Christopher Durang’s Vanya and Sonia and Masha and Spike is a comic tour de force about a bunch of Chekhovian characters full of yearning, who are simply waiting for the blue heron to appear to give them some peace.
David Hyde Pierce and Kristine Nielsen are siblings (by adoption) living in their late parents’ house in Bucks County, where they fight over coffee and stew with regret.
Enter their sister Sigourney Weaver, a wildly famous and narcissistic actress who needs to be the center of attention at all times, and her dumb and frisky lover, Billy Magnussen, who’s excited about having almost gotten cast in Entourage 2.
Add to the mix a voodoo-practicing, prophesying cleaning lady named, naturally, Cassandra (Shalita Grant) and a potential Eve Harrington type (Genevieve Angelson), and you’ve got a zany, flavorful bunch of characters aiming for higher and higher levels of self-pity.
Hyde Pierce is just plain perfect, and his monologue about the joys of the past (everything from licking stamps to Old Yeller) is pulled off with a virtuosic mastery of eccentricity and stagecraft.
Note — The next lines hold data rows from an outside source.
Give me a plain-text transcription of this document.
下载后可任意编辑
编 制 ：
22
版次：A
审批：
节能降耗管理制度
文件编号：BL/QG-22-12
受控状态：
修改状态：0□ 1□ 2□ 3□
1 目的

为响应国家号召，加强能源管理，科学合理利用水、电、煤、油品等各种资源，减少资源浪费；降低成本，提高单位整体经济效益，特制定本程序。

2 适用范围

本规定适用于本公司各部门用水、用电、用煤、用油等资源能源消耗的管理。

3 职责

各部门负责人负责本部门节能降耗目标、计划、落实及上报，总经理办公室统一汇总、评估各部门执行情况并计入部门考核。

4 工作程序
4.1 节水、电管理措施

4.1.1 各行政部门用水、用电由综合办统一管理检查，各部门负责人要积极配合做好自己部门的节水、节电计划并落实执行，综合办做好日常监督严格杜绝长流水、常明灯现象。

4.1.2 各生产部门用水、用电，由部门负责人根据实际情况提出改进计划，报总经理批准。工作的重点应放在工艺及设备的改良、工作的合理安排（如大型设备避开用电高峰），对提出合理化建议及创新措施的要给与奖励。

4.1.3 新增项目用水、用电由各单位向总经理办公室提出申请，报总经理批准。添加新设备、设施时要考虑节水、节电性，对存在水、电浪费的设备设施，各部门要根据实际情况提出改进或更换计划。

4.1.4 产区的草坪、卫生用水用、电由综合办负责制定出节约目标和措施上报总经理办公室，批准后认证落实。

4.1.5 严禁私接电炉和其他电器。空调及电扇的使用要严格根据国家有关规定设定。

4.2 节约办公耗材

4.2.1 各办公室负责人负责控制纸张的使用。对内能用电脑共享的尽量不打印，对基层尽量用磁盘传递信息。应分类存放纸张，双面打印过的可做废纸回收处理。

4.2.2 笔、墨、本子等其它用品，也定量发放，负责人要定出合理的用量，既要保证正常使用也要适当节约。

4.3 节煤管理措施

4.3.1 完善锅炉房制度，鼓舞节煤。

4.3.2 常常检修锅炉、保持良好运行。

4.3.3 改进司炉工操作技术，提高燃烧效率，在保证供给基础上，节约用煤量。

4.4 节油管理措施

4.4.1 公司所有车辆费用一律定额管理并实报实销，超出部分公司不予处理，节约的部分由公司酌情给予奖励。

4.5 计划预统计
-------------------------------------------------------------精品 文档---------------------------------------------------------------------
Nielsen gives her best performance to date, getting big laughs with her Maggie Smith impression (she gets about six syllables out of “no-mi-n-aaa-aaaa-ted”), and becoming quite touching as she asks a romantic interest if she can use her real voice instead of Maggie’s with him. (Her phone conversation with the guy will surely become a standard audition monologue for women of a certain age, as Hyde Pierce’s stamp-licking one will be for the men. Durang has written some memorable stuff here. The play is filled with inside theater jokes, scorching barbs, and real soul. You’ll leave chanting along with “I haven’t lived!”)
Weaver seems to be stretching in her performance as such a superficial lady, but her emphatic delivery gradually won me over, along with a few great physical gags and her character’s ultimate transition.
Nicholas Martin has directed the whole thing with equal parts wit and feeling. I haven’t wanted to simultaneously laugh and cry this much since…Chekhov.